NIEMALSALLEIN

Hannover genießt den Stargastauftritt des AC Mailand, für 96 ist der heutige Abend aber schön und gefährlich zugleich

 

Selbst die sachlich-nüchterne Deutsche Presse Agentur konnte gestern nicht anders und fing ihren Vorschaubericht auf das heutige Freundschaftsspiel zwischen Hannover 96 und dem AC Mailand mit folgendem Satz an: „Hannover im Beckham-Rausch: Der englische Glamour-Kicker und die anderen Stars des AC Mailand elektrisieren die niedersächsischen Fußballfans.“

Es ist ja auch tatsächlich verrückt: Da gibt Hannover 96 vergangene Woche kurzfristig bekannt, dass der 17-fache italienische Meister ein Gastspiel in der AWD-Arena geben wird, und am nächsten Morgen um 8 Uhr stehen die Menschen Schlange vor dem Stadion; am Abend hat der Klub 17 000 Karten verkauft. 40 000 Zuschauer werden es heute im berauschten Hannover mindestens werden. Angesichts dieser Zahl sollte man sicherheitshalber noch einmal darauf hinweisen, dass sich 96 nicht kurzfristig die Teilnahme am UEFA-Cup gesichert hat. Die Partie heute ist ein Freunschaftsspiel zwischen einer Mannschaft (96), die in der Vorbereitung auf die Bundesliga-Rückrunde steckt, und einer Mannschaft (AC Mailand), die zwischen den Serie-A-Begegnungen gegen Florenz (1:0) und kommenden Sonntag in Bologna mal für ein paar Stunden in Hannover vorbeischaut. Es ist für 96 das wichtigste unwichtige Spiel des Jahres.

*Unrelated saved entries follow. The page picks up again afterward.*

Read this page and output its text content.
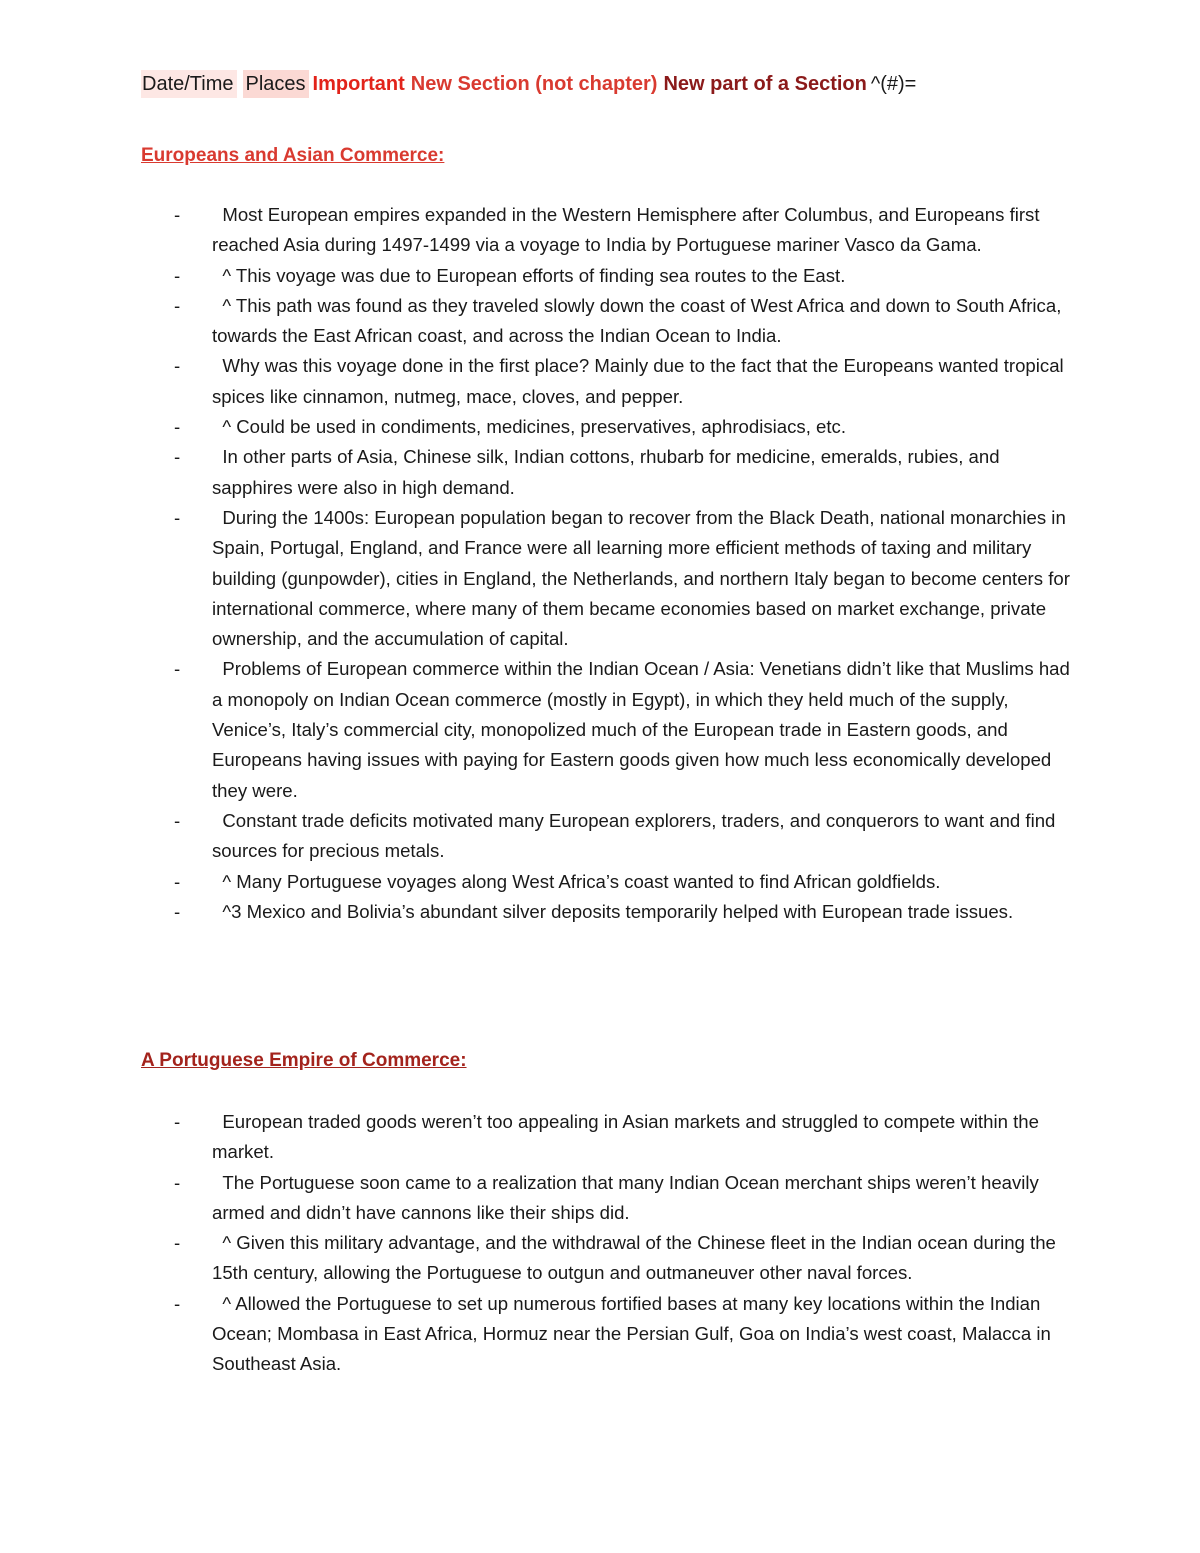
Date/Time Places Important New Section (not chapter) New part of a Section ^(#)=
Europeans and Asian Commerce:
-	Most European empires expanded in the Western Hemisphere after Columbus, and Europeans first reached Asia during 1497-1499 via a voyage to India by Portuguese mariner Vasco da Gama.
-	^ This voyage was due to European efforts of finding sea routes to the East.
-	^ This path was found as they traveled slowly down the coast of West Africa and down to South Africa, towards the East African coast, and across the Indian Ocean to India.
-	Why was this voyage done in the first place? Mainly due to the fact that the Europeans wanted tropical spices like cinnamon, nutmeg, mace, cloves, and pepper.
-	^ Could be used in condiments, medicines, preservatives, aphrodisiacs, etc.
-	In other parts of Asia, Chinese silk, Indian cottons, rhubarb for medicine, emeralds, rubies, and sapphires were also in high demand.
-	During the 1400s: European population began to recover from the Black Death, national monarchies in Spain, Portugal, England, and France were all learning more efficient methods of taxing and military building (gunpowder), cities in England, the Netherlands, and northern Italy began to become centers for international commerce, where many of them became economies based on market exchange, private ownership, and the accumulation of capital.
-	Problems of European commerce within the Indian Ocean / Asia: Venetians didn’t like that Muslims had a monopoly on Indian Ocean commerce (mostly in Egypt), in which they held much of the supply, Venice’s, Italy’s commercial city, monopolized much of the European trade in Eastern goods, and Europeans having issues with paying for Eastern goods given how much less economically developed they were.
-	Constant trade deficits motivated many European explorers, traders, and conquerors to want and find sources for precious metals.
-	^ Many Portuguese voyages along West Africa’s coast wanted to find African goldfields.
-	^3 Mexico and Bolivia’s abundant silver deposits temporarily helped with European trade issues.
A Portuguese Empire of Commerce:
-	European traded goods weren’t too appealing in Asian markets and struggled to compete within the market.
-	The Portuguese soon came to a realization that many Indian Ocean merchant ships weren’t heavily armed and didn’t have cannons like their ships did.
-	^ Given this military advantage, and the withdrawal of the Chinese fleet in the Indian ocean during the 15th century, allowing the Portuguese to outgun and outmaneuver other naval forces.
-	^ Allowed the Portuguese to set up numerous fortified bases at many key locations within the Indian Ocean; Mombasa in East Africa, Hormuz near the Persian Gulf, Goa on India’s west coast, Malacca in Southeast Asia.
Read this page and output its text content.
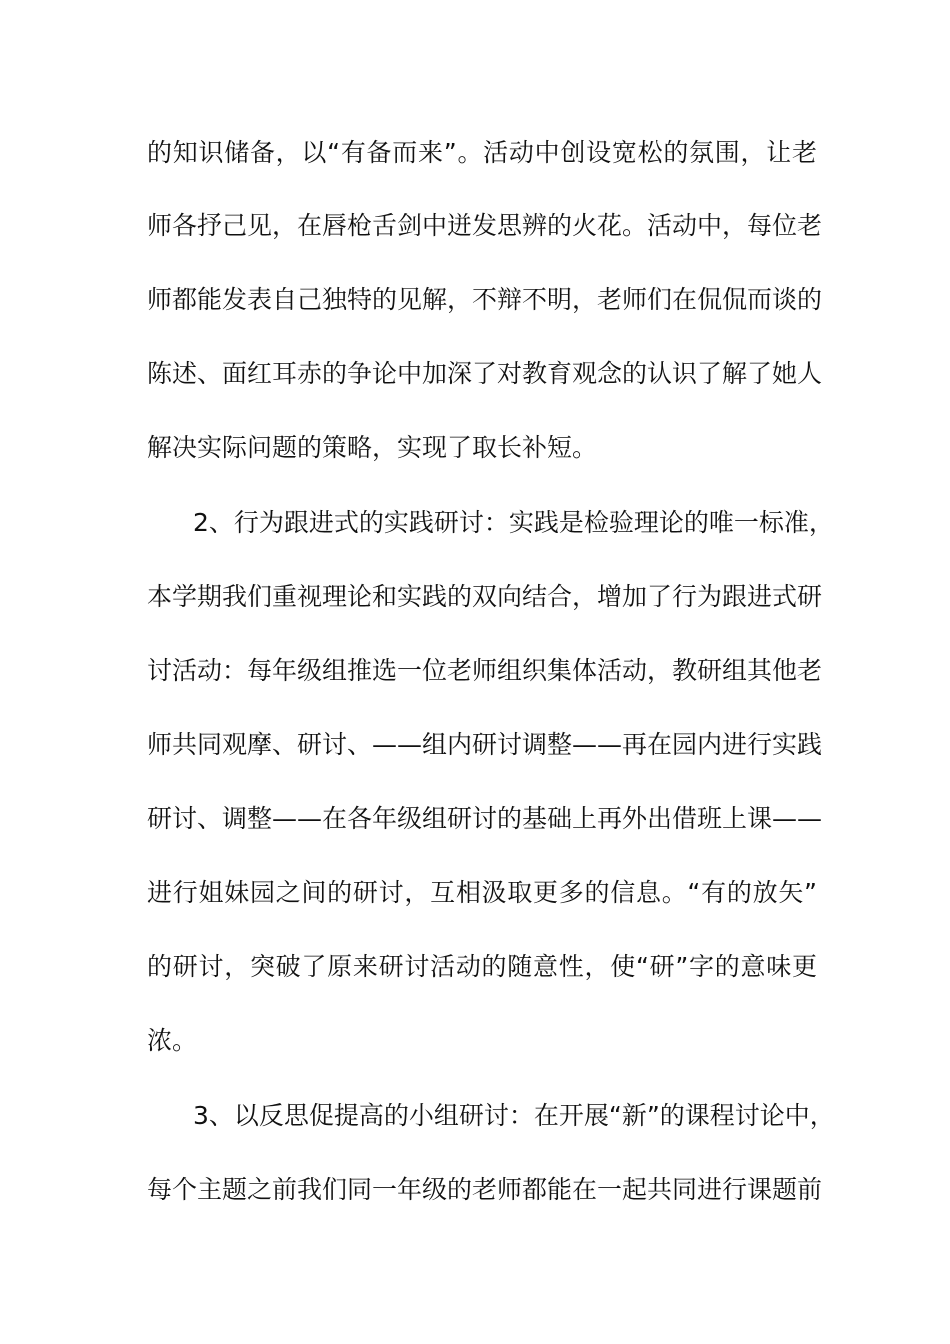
的知识储备，以“有备而来”。活动中创设宽松的氛围，让老
师各抒己见，在唇枪舌剑中迸发思辨的火花。活动中，每位老
师都能发表自己独特的见解，不辩不明，老师们在侃侃而谈的
陈述、面红耳赤的争论中加深了对教育观念的认识了解了她人
解决实际问题的策略，实现了取长补短。
2、行为跟进式的实践研讨：实践是检验理论的唯一标准，
本学期我们重视理论和实践的双向结合，增加了行为跟进式研
讨活动：每年级组推选一位老师组织集体活动，教研组其他老
师共同观摩、研讨、——组内研讨调整——再在园内进行实践
研讨、调整——在各年级组研讨的基础上再外出借班上课——
进行姐妹园之间的研讨，互相汲取更多的信息。“有的放矢”
的研讨，突破了原来研讨活动的随意性，使“研”字的意味更
浓。
3、以反思促提高的小组研讨：在开展“新”的课程讨论中，
每个主题之前我们同一年级的老师都能在一起共同进行课题前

Das außerhalb von Hannover staunend registrierte Interesse an dem Mailand-Auftritt zeigt laut 96-Klubchef Martin Kind, „dass Hannover hungrig nach Fußball ist“. Doch Hannover ist nicht hungrig nach Fußball, wie ihn die Mannschaft in der Hinrunde gespielt hat, das war eher ein erstklassiges Diätprogramm, ein Appetitbremser. Kind und die Profis bekommen noch einmal vor Augen geführt, wie sehnsüchtig die Fußballfans in der Region nach internationaler Atmosphäre sind. Und Trainer Dieter Hecking erfährt noch einmal schmerzlich, wie leichfertig es war, den Anhängern im vergangenen Mai eine Art Europacup-Versprechen zu geben. Diese Sehnsucht nach Mailand oder Madrid ist nämlich so groß, dass jedes leere Versprechen übel genommen wird.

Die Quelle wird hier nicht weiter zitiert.